Why is the infinite sphere contractible?

Question

Why is the infinite sphere contractible?

I know a proof from Hatcher p. 88, but I don't understand how this is possible. I really understand the statement and the proof, but in my imagination this is weird.

Thanks for your help.

Answer 1

I think one way of thinking about this is from the point of view of homotopy groups. The sphere $\mathbb{S}^n$ is $n$-connected, i.e., the connectivity of the $n$-sphere increases as $n$ increases. Of course, by definition $\mathbb{S}^{\infty}=\bigcup_{n=1}^{\infty} \mathbb{S}^n$ (more precisely, the direct limit should replace the union but you understand what I mean) so all homotopy groups of $\mathbb{S}^{\infty}$ vanish. Therefore, $\mathbb{S}^{\infty}$ is weakly contractible but by Whitehead's theorem, this is equivalent to contractibility.

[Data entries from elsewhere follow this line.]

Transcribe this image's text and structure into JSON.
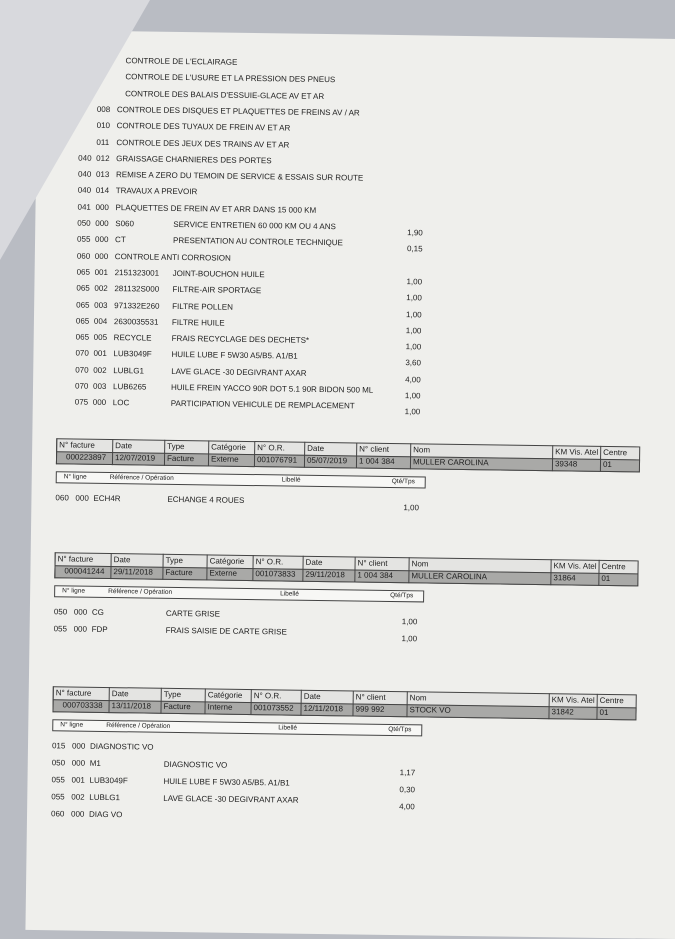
{
  "list": [
    {
      "label": "CONTROLE DE L'ECLAIRAGE"
    },
    {
      "label": "CONTROLE DE L'USURE ET LA PRESSION DES PNEUS"
    },
    {
      "label": "CONTROLE DES BALAIS D'ESSUIE-GLACE AV ET AR"
    },
    {
      "s": "008",
      "label": "CONTROLE DES DISQUES ET PLAQUETTES DE FREINS AV / AR"
    },
    {
      "s": "010",
      "label": "CONTROLE DES TUYAUX DE FREIN AV ET AR"
    },
    {
      "s": "011",
      "label": "CONTROLE DES JEUX DES TRAINS AV ET AR"
    },
    {
      "n": "040",
      "s": "012",
      "label": "GRAISSAGE CHARNIERES DES PORTES"
    },
    {
      "n": "040",
      "s": "013",
      "label": "REMISE A ZERO DU TEMOIN DE SERVICE & ESSAIS SUR ROUTE"
    },
    {
      "n": "040",
      "s": "014",
      "label": "TRAVAUX A PREVOIR"
    },
    {
      "n": "041",
      "s": "000",
      "label": "PLAQUETTES DE FREIN AV ET ARR DANS 15 000 KM"
    },
    {
      "n": "050",
      "s": "000",
      "ref": "S060",
      "label": "SERVICE ENTRETIEN 60 000 KM OU 4 ANS",
      "qty": "1,90"
    },
    {
      "n": "055",
      "s": "000",
      "ref": "CT",
      "label": "PRESENTATION AU CONTROLE TECHNIQUE",
      "qty": "0,15"
    },
    {
      "n": "060",
      "s": "000",
      "label": "CONTROLE ANTI CORROSION"
    },
    {
      "n": "065",
      "s": "001",
      "ref": "2151323001",
      "label": "JOINT-BOUCHON HUILE",
      "qty": "1,00"
    },
    {
      "n": "065",
      "s": "002",
      "ref": "281132S000",
      "label": "FILTRE-AIR SPORTAGE",
      "qty": "1,00"
    },
    {
      "n": "065",
      "s": "003",
      "ref": "971332E260",
      "label": "FILTRE POLLEN",
      "qty": "1,00"
    },
    {
      "n": "065",
      "s": "004",
      "ref": "2630035531",
      "label": "FILTRE HUILE",
      "qty": "1,00"
    },
    {
      "n": "065",
      "s": "005",
      "ref": "RECYCLE",
      "label": "FRAIS RECYCLAGE DES DECHETS*",
      "qty": "1,00"
    },
    {
      "n": "070",
      "s": "001",
      "ref": "LUB3049F",
      "label": "HUILE LUBE F 5W30 A5/B5. A1/B1",
      "qty": "3,60"
    },
    {
      "n": "070",
      "s": "002",
      "ref": "LUBLG1",
      "label": "LAVE GLACE -30 DEGIVRANT AXAR",
      "qty": "4,00"
    },
    {
      "n": "070",
      "s": "003",
      "ref": "LUB6265",
      "label": "HUILE FREIN YACCO 90R DOT 5.1 90R BIDON 500 ML",
      "qty": "1,00"
    },
    {
      "n": "075",
      "s": "000",
      "ref": "LOC",
      "label": "PARTICIPATION VEHICULE DE REMPLACEMENT",
      "qty": "1,00"
    }
  ],
  "header_labels": [
    "N° facture",
    "Date",
    "Type",
    "Catégorie",
    "N° O.R.",
    "Date",
    "N° client",
    "Nom",
    "KM Vis. Atel",
    "Centre"
  ],
  "item_labels": [
    "N° ligne",
    "Référence / Opération",
    "Libellé",
    "Qté/Tps"
  ],
  "invoices": [
    {
      "header": [
        "000223897",
        "12/07/2019",
        "Facture",
        "Externe",
        "001076791",
        "05/07/2019",
        "1 004 384",
        "MULLER CAROLINA",
        "39348",
        "01"
      ],
      "items": [
        {
          "n": "060",
          "s": "000",
          "ref": "ECH4R",
          "label": "ECHANGE 4 ROUES",
          "qty": "1,00"
        }
      ]
    },
    {
      "header": [
        "000041244",
        "29/11/2018",
        "Facture",
        "Externe",
        "001073833",
        "29/11/2018",
        "1 004 384",
        "MULLER CAROLINA",
        "31864",
        "01"
      ],
      "items": [
        {
          "n": "050",
          "s": "000",
          "ref": "CG",
          "label": "CARTE GRISE",
          "qty": "1,00"
        },
        {
          "n": "055",
          "s": "000",
          "ref": "FDP",
          "label": "FRAIS SAISIE DE CARTE GRISE",
          "qty": "1,00"
        }
      ]
    },
    {
      "header": [
        "000703338",
        "13/11/2018",
        "Facture",
        "Interne",
        "001073552",
        "12/11/2018",
        "999 992",
        "STOCK VO",
        "31842",
        "01"
      ],
      "items": [
        {
          "n": "015",
          "s": "000",
          "label": "DIAGNOSTIC VO"
        },
        {
          "n": "050",
          "s": "000",
          "ref": "M1",
          "label": "DIAGNOSTIC VO",
          "qty": "1,17"
        },
        {
          "n": "055",
          "s": "001",
          "ref": "LUB3049F",
          "label": "HUILE LUBE F 5W30 A5/B5. A1/B1",
          "qty": "0,30"
        },
        {
          "n": "055",
          "s": "002",
          "ref": "LUBLG1",
          "label": "LAVE GLACE -30 DEGIVRANT AXAR",
          "qty": "4,00"
        },
        {
          "n": "060",
          "s": "000",
          "ref": "DIAG VO",
          "label": ""
        }
      ]
    }
  ]
}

I'd just like to emphasise the key point that high dimensional spheres are extremely connected and so you'd naturally expect that $\mathbb{S}^{\infty}$, the "highest dimension" sphere of them all, should be contractible!

I hope this helps!

Answer 2

I like to think of this in term of classifying spaces (I don't know which proof Hatcher presents). The category with two objects and an isomorphism between them (aka: the free-living isomorphism) is a contractible category, i.e., it is equivalent to a terminal category. Now, the classifying space of the free-living iso is easily seen to be the infinite dimensional sphere. So now the categorical equivalence between the free-living iso and a terminal category means the infinite dimension sphere is homotopic to the classifying space of a terminal category, namely a point.